With their unhurried duration and stark composition (often against the grain of desultory, off-camera dialogue), the scenes seem compounded of a nature documentary and a Tarkovsky film. Forming new hybrids from contrasting styles seems a major aim of Hogg’s quite various body of work. We are in a world of looking, of paying attention, that is either rigorously anthropological or highly aestheticized, or both. In Unrelated, the effect is one of intense interiority; it leaves the viewer almost alarmingly alone with herself.
Hogg, who grew up outside London, was in her mid-forties when she made Unrelated; it won an International Critics Prize and was hailed by British reviewers as strikingly subtle. She seemed to have fallen from the skies fully formed. Having started as a photographer’s assistant while still in her teens and gotten into the National Film School on the strength of the first short film she made, using a borrowed Super 8 camera (Derek Jarman lent her his after they met randomly in a café), she spent the next twenty years directing pop music videos and TV shows with titles like London’s Burning and Casualty. She has suggested she’s grateful for her long apprenticeship—after graduating she needed “to go and work on a very basic level and learn [her] craft”—though she has also said, of writing Unrelated, that “I wanted to make a film doing everything I was told not to do in television.”
Unrelated does look and sound like an object formed by its escape velocity from TV conventions (as well as those of most commercial movies). The camera remains fixed and tends to avoid closeups, while the actors (many of whom are civilians, without the baggage of training) largely improvise their roles. These techniques are familiar in the realm of arthouse cinema, but it’s unusual to pair them—like grafting the still, endlessly patient camera of Yasujirō Ozu or Chantal Akerman to the loose, seemingly spontaneous acting in films by John Cassavetes or Mike Leigh.

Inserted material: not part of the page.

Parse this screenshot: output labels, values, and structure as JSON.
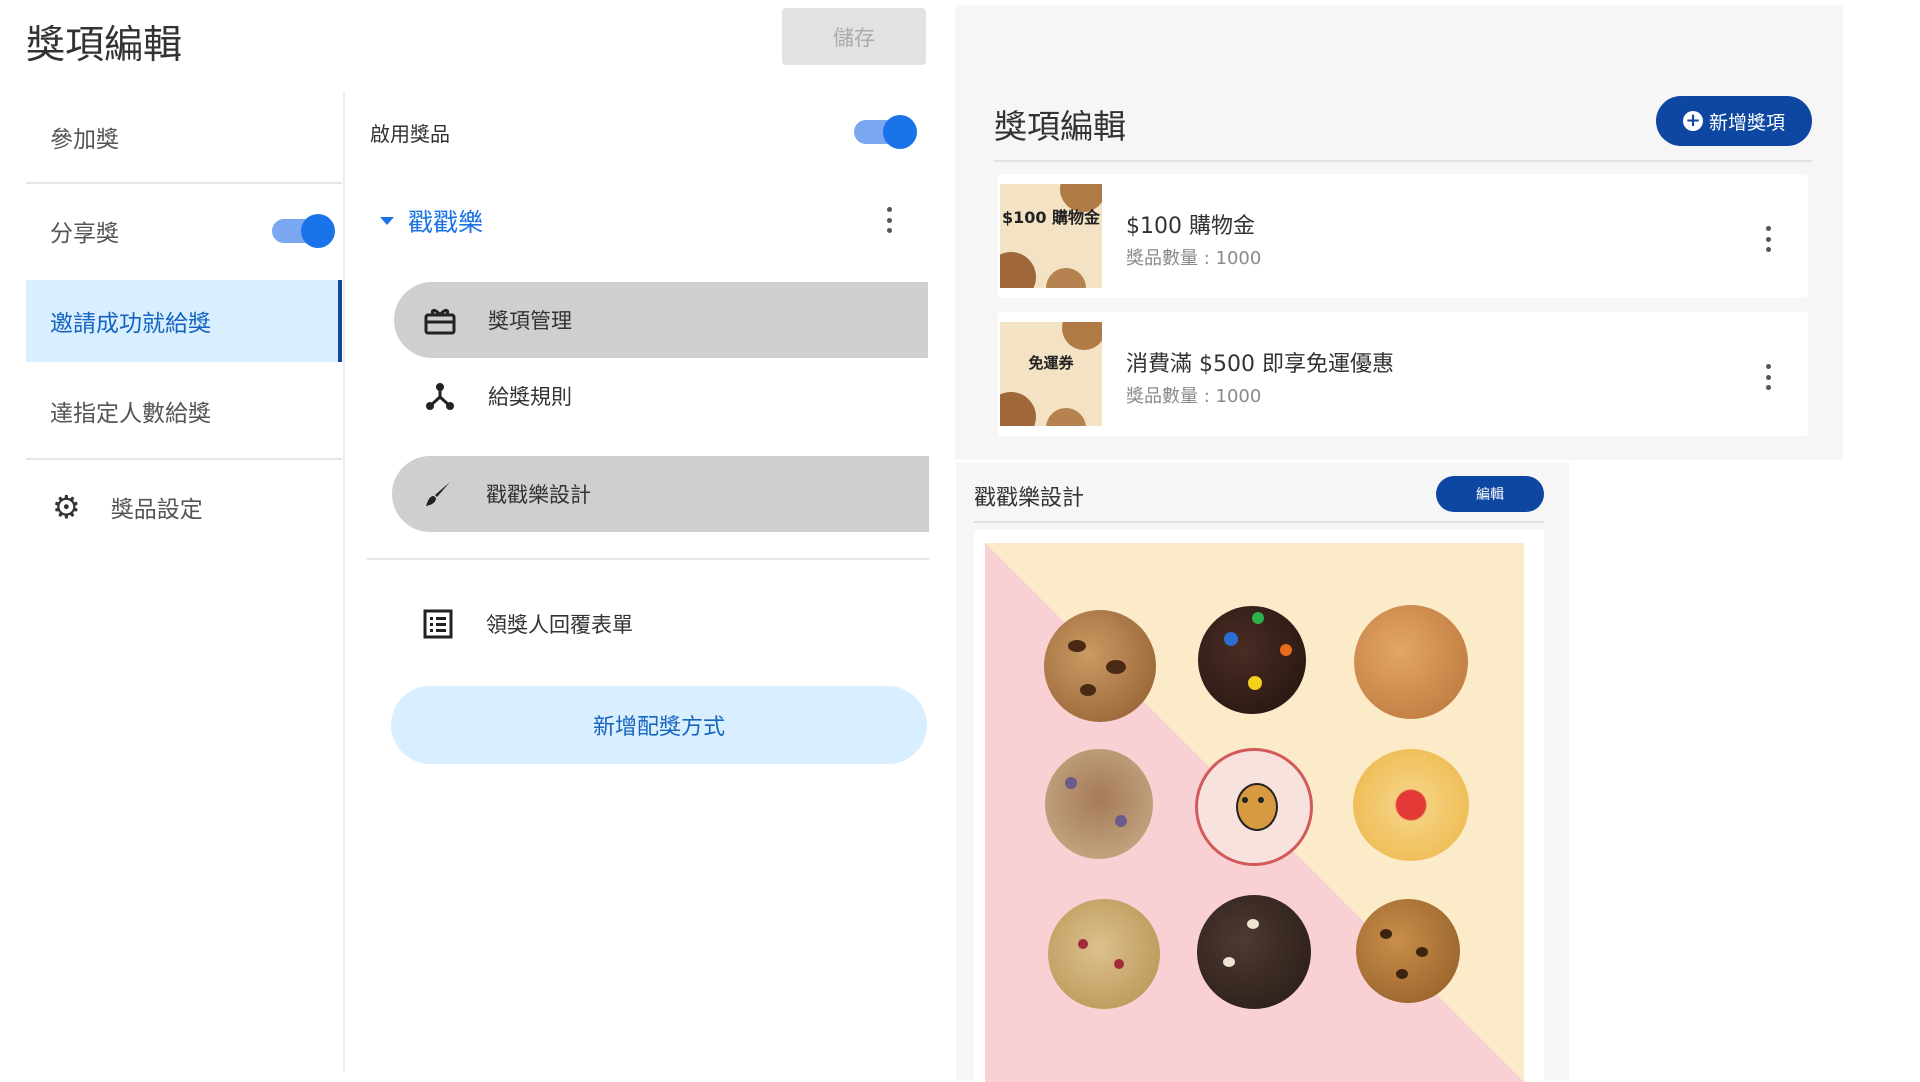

You can see Hogg pushing this style in different directions in the three films she’s made since Unrelated: toward greater stillness in Archipelago (2010), which sticks to family relationships but within a narrower emotional range; approaching complete abstraction without entirely abandoning narrative in Exhibition (2013); and with her latest, The Souvenir, launching out toward a more typically cinematic story and the wit and emotional sweep of an old Hollywood movie—as if she’d exhausted the possibilities of restraint in her first trio of films.
The Souvenir is itself billed as just half of a two-part project; this summer Hogg filmed its “sequel” (due to be released sometime next year), though she has stressed that it will stand on its own. She pursues her formal experiments not just within each movie but among them, and watching them in chronological order reveals how each one unfolds as an unexpected response to the last. It also suggests her debt to the formally restless work of Akerman and Agnès Varda, not as bearers of any specific style but as exemplars of the wild range of experiments that can emerge from the little category of “feminist autobiography.”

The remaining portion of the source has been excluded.